Preñada de ocho meses, su hija huyó de Madrid a los pocos meses de terminar la guerra siguiendo a un aprendiz de poeta que se transfiguraba recitando a Garcilaso.

El muchacho había publicado unos poemas —pindáricos, decía él— en
Mundo Obrero
y en algunos boletines del Ejército Popular y temió ser ajusticiado por ello. Se ocultaron en casa de Eulalia, una antigua criada de los padres de Elena, hasta que encontraron la oportunidad de salir clandestinamente de Madrid en un camión que transportaba ganado a Valladolid. No volvieron a tener noticias de ellos aunque les consolaba pensar que habían logrado exiliarse.

Hablar siempre en voz baja es algo que, poco a poco, disuelve las palabras y reduce las conversaciones a un intercambio de gestos y miradas. El miedo, como la voz queda, desdibuja los sonidos porque el lado oscuro de las cosas sólo puede expresarse con silencio.

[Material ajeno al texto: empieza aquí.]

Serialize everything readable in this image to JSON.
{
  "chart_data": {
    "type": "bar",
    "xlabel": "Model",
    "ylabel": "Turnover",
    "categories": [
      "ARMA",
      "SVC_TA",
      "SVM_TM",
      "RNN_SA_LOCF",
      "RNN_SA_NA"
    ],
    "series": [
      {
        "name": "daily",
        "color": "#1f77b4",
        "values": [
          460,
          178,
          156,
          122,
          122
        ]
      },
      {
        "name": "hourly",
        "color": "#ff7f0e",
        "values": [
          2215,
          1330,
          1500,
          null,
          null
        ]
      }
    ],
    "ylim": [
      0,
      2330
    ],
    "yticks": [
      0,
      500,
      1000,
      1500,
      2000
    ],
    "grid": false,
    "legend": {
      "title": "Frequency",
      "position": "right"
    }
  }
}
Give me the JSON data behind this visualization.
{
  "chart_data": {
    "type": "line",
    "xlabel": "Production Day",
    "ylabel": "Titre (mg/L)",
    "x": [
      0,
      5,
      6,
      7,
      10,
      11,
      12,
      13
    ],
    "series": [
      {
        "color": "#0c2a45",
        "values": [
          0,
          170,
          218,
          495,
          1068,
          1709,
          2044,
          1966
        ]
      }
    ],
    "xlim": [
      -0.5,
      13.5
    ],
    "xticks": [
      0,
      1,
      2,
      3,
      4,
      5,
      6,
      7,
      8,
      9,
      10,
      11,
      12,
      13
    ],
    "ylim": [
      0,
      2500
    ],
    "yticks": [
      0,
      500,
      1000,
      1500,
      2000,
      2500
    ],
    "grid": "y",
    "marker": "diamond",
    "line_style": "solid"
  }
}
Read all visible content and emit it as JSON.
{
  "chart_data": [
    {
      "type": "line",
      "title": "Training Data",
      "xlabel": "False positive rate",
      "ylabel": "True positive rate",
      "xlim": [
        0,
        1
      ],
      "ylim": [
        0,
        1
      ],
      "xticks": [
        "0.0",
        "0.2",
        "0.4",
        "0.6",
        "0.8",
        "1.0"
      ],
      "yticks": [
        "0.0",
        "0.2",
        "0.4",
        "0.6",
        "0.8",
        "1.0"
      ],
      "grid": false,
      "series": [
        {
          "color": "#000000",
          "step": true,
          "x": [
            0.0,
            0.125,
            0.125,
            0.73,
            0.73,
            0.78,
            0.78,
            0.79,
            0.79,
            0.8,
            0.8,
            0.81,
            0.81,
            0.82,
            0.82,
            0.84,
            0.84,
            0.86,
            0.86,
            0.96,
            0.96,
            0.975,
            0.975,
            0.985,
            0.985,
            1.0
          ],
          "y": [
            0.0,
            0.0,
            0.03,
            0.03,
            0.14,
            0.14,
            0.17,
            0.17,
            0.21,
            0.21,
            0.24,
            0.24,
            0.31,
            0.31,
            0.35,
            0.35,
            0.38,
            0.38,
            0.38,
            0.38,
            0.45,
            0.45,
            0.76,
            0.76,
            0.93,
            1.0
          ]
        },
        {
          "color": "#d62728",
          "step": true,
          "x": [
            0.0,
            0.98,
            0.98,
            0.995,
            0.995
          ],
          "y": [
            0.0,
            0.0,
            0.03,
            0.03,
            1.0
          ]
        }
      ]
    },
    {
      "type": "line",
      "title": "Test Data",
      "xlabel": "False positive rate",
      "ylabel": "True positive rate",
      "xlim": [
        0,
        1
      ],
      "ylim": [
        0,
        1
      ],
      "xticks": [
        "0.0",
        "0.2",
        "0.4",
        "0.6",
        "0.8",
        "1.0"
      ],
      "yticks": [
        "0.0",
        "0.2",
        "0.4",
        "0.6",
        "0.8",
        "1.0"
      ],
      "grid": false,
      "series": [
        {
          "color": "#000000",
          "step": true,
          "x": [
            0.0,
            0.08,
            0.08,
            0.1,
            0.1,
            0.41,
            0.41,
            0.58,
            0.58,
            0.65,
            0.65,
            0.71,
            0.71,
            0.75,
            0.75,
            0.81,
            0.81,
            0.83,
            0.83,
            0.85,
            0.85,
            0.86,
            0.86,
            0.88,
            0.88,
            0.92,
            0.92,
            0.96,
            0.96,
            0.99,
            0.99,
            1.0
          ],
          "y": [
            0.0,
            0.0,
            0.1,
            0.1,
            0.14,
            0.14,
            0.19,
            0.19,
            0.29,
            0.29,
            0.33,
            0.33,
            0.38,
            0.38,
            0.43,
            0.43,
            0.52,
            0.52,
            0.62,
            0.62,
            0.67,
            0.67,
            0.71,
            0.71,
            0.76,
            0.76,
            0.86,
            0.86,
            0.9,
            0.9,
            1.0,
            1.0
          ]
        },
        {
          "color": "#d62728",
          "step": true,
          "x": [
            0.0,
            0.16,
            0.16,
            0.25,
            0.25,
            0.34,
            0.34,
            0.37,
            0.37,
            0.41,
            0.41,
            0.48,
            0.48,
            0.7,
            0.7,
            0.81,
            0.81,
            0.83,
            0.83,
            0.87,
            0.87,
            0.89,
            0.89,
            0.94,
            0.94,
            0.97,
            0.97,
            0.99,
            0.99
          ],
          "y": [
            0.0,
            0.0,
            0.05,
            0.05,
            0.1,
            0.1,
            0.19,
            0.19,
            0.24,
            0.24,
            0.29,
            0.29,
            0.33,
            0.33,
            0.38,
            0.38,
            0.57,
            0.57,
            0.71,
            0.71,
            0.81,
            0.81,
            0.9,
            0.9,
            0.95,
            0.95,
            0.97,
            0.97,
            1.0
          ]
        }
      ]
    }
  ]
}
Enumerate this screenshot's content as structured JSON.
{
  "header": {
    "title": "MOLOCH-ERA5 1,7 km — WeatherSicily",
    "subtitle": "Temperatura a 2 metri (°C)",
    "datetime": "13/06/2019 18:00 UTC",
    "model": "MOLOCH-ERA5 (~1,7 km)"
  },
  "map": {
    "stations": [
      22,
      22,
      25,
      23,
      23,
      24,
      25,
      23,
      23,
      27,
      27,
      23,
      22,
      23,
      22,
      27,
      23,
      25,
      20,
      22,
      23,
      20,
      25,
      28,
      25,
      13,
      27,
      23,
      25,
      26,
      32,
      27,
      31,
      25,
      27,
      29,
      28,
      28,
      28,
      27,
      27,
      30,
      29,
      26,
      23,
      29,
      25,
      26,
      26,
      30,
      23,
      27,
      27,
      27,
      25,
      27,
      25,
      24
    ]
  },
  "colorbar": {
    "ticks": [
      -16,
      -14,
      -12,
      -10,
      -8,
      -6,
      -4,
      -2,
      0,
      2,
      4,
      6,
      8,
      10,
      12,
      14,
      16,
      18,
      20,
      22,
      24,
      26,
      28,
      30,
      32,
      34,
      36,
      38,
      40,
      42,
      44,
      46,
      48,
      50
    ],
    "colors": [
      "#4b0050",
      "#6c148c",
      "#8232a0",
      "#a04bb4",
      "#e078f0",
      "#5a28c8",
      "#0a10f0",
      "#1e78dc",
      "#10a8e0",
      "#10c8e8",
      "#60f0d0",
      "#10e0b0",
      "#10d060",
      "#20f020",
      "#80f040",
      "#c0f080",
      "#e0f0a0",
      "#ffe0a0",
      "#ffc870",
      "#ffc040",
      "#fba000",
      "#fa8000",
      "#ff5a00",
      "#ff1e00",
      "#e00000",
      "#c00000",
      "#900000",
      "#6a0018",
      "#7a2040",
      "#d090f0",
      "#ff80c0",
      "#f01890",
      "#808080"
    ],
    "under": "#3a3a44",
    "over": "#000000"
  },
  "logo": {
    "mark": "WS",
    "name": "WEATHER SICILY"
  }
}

Fui ingenuo, Padre, porque creí que todas las cosas del mundo tenían ya su nombre, es decir, estaban ya clasificadas. Yo pensaba que en eso estribaba la armonía. Para mí era suficiente con llamar a las cosas por su nombre, buscar los sentimientos en el diccionario de las Sagradas Enseñanzas para saber si estábamos hablando de la Gracia o de la Perdición. Pero hay un campo de nadie, Padre, que no está donde está el pecado y su castigo, ni está tampoco donde la virtud y su recompensa: si tuviera que dibujar un mapa trazaría una ancha franja oscura a la que, con el derecho que se otorga a los descubridores, me atrevería a llamar Elena. Elena era y es la madre de Lorenzo.
Voluntas bona, amor bonus; voluntas mala, amor malus.
¡Santo Tomás se hubiera sorprendido con la complejidad de mi mapa! Hay un lado turbio en todos los paisajes que nunca podremos reducir a la simple geografía. Padre, hay un punto oscuro en nuestro ser que no contemplaron nuestros Padres: entre lo beatífico y lo abyecto hay un campo inmenso que no resuelve el problema del Bien y del Mal, un ámbito ambiguo, ahora lo sé, que es precisamente el de
los hijos de Adán. Padre, hay que ser hijo predilecto del Señor para no tener que elegir entre lo divino y su contrario. Yo sólo soy un hombre, Padre, hijo del error original y la maldición que conlleva.